Git Workflow and Versioning

DerivaML tracks code provenance by linking execution records to Git commits. Following a disciplined Git workflow ensures accurate tracking and reproducibility.

Core Principle

Always commit before running. DerivaML captures the Git commit hash when you run a model or notebook. If you have uncommitted changes, the execution record won't accurately reflect the code that produced your results.

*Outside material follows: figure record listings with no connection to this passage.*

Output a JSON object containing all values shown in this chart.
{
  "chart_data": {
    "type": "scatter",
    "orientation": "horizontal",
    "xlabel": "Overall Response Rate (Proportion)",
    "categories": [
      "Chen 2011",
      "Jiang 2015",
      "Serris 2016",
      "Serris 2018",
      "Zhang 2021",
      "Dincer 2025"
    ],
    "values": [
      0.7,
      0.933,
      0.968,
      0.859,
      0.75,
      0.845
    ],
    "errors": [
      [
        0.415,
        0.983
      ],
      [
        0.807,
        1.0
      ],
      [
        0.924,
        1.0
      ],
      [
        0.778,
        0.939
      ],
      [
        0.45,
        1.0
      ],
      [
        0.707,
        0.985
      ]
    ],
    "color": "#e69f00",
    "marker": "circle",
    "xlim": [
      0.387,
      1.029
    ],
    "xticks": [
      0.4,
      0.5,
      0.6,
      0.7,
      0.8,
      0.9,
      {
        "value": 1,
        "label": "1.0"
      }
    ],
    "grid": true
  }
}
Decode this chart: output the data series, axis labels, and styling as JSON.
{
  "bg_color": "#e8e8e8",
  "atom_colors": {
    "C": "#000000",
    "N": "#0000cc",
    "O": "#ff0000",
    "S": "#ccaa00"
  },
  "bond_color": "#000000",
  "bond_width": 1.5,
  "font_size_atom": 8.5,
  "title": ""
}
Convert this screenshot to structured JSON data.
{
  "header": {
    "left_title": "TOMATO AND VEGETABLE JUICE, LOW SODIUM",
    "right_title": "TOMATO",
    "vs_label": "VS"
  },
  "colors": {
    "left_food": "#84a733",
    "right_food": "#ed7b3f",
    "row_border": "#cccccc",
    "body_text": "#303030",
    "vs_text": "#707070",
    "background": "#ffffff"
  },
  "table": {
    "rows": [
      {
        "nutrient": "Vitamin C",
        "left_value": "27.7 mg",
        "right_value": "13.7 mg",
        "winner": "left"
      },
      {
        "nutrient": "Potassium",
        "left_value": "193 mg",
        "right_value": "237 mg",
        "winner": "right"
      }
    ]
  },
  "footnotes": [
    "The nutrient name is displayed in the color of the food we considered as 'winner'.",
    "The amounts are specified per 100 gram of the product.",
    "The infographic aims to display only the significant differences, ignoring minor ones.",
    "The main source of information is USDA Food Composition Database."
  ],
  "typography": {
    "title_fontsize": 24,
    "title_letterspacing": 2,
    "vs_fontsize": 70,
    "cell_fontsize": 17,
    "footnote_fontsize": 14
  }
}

# Check for uncommitted changes
git status

# Stage and commit
git add .
git commit -m "Add dropout regularization to CNN model"

# Now run
uv run deriva-ml-run +experiment=my_experiment

If the working tree has uncommitted changes, DerivaML issues a warning and the execution record may not have a valid code reference.

Debugging Workflow

During development, use dry runs to avoid creating execution records for incomplete code:

# Dry run — downloads data but doesn't create records
uv run deriva-ml-run dry_run=true

# Make changes based on results...

# Once satisfied, commit and do a real run
git add .
git commit -m "Fix model architecture"
uv run deriva-ml-run +experiment=my_experiment

Use dry_run only for debugging, not during model tuning. Recording all tuning attempts is important for transparency and reproducibility.

Branching Strategy

Even for solo projects, use feature branches:

# Create a feature branch
git checkout -b feature/add-new-model

# Make changes, commit, push
git push -u origin feature/add-new-model

A typical branch structure:

main
 │
 ├── feature/new-model
 │    ├── commit: "Add model skeleton"
 │    ├── commit: "Implement training loop"
 │    └── commit: "Add validation metrics"
 │
 └── experiment/hyperparameter-sweep
      ├── commit: "Set up sweep configs"
      └── commit: "Run sweep experiments"

Semantic Versioning

Version numbers follow the format MAJOR.MINOR.PATCH:

Component	When to Increment	Example
MAJOR	Breaking changes to model interface or outputs	1.0.0 → 2.0.0
MINOR	New features, backward compatible	1.0.0 → 1.1.0
PATCH	Bug fixes, small improvements	1.0.0 → 1.0.1

Creating Versions

Use the bump-version command:

# Bug fix or small tweak
uv run bump-version patch

# New feature or significant improvement
uv run bump-version minor

# Breaking change or major milestone
uv run bump-version major

This creates a Git tag, pushes it, and (with the template's GitHub Actions) triggers an automatic release.

Checking Current Version

uv run python -m setuptools_scm

Example outputs:

1.0.0 — Clean release
1.0.1.dev3+g1234567 — 3 commits after v1.0.1, at commit 1234567

When to Version

Before important runs: Tag a version so execution records reference a clean release
Before experiment sweeps: All runs in a sweep share the same version, making comparison easy
During development: Dry runs don't need versioning; create a version when you're ready for a real run

# Typical workflow for a significant run
git add . && git commit -m "Prepare for production run"
uv run bump-version minor
uv run deriva-ml-run +experiment=production_training

Notebook Reproducibility

Jupyter notebooks require extra discipline for reproducibility.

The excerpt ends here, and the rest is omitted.